El Baal Haturim enseña bellamente que Moshé quería escribir “vayikar”, sin la alef final, como si Dios simplemente se hubiera presentado de casualidad. Pero Dios insistió, figurativamente, en incluir la alef, para que quede claro que Él no se había topado de eventualmente con Moshé sino que por lo contrario, convocó a Moshé intencionalmente. Como quien llama a un ser querido por su nombre como signo de cariño. Como solución de compromiso, acordaron incluir la letra pero reducir al mínimo su tamaño.
Lo que me encantó de esta tradición, es la ilustración del tira y afloja entre la humildad de Moshé y la insistencia divina en dar preeminencia al líder humano con mucho amor. En definitiva cada ser humano, tiene momentos de humildad y otros en los que nos hallan en encuentro accidental o fortuito.
Podemos identificarnos con la humildad de Moshé. ¿Quiénes somos, después de todo, para escuchar una llamada directa del Uno y Único? Pero en este relato, al menos, Dios insiste en lo contrario. Dios moviliza a sus queridos al servicio. Dios sabe que tenemos dones que el mundo necesita, incluso si no siempre gozamos de la capacidad de percibirlos por nosotros mismos. Nuestras vidas no son una casualidad. Estamos ubicados por una razón en nuestro espacio.
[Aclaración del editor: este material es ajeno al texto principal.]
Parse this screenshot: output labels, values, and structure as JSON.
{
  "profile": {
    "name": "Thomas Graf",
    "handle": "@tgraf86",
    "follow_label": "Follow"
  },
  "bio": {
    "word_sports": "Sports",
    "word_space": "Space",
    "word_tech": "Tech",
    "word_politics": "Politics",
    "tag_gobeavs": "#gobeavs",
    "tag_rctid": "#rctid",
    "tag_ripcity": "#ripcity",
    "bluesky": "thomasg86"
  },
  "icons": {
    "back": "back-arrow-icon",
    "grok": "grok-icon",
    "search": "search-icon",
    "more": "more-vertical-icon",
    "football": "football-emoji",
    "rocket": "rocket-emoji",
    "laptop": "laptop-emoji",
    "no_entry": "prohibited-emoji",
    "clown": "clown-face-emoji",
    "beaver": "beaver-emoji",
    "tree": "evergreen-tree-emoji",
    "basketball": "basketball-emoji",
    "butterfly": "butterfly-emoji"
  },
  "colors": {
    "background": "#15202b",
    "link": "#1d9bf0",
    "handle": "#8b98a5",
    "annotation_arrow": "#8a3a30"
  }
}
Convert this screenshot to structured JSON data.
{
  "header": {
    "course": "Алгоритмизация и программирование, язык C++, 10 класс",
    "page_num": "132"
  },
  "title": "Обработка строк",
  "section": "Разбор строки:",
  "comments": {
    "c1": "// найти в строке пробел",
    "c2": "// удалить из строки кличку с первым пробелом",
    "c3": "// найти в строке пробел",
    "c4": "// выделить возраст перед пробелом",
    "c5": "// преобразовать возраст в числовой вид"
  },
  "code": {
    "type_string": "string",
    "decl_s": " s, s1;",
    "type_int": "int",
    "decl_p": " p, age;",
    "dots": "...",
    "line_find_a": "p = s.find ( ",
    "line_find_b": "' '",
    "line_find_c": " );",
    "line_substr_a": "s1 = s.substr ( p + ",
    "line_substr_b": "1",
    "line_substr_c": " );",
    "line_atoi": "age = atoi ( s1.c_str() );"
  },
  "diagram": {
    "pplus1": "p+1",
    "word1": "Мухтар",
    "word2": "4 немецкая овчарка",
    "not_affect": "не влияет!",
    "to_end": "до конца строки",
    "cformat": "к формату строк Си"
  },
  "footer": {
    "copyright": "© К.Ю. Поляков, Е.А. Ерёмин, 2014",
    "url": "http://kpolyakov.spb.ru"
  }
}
Si estamos despiertos a la presencia divina podremos sentirnos convocados, y si no, nuestra vida “simplemente sucede”.
El rav Avraham Yitzjak Kuk, sostiene que el alma está formada por diferentes letras hebreas. Al realizar una mitzvá (mandamiento), esas letras brillan intensamente. En otras palabras, cualquiera que sea la acción requerida para una buena acción o una observancia religiosa, debe reflejar una búsqueda espiritual interna, y esa exploración se expresa a través de la iluminación de las letras que forman parte de nuestra conciencia.
Quizás esta enseñanza explique por qué el alef es más pequeño. El alef es la primera letra del alfabeto y representa todas las letras y esas letras para el rav Kuk reflejan la idea del “alma resplandeciente”. El alef se distingue por estar escrito en pequeño, ya que el objetivo de las ofrendas que nos describe la parashá es agitar las “luces del alma”, figurativamente pequeñas, aunque poderosas, para acercarnos a Dios. No es de extrañar que la misma palabra korbán –sacrificio- provenga de la palabra karov – cercano, adjunto, adyacente, al alcance- de Dios.
Equilibrar adecuadamente el ego y la humildad, la conciencia de nuestra insignificancia con la de nuestro poder, y hacerlo silenciosamente, puede contener la promesa de movilizar todos los sonidos y colores posibles.
¿Qué escucharemos si tranquilizamos nuestras mentes y atendemos lo que reverbera en el alef silencioso al final de la primera palabra de esta porción de la Torá? El símbolo del amor incondicional que debemos tener por Dios y que Dios tiene por nosotros y que todos deberíamos tener por el uno al otro.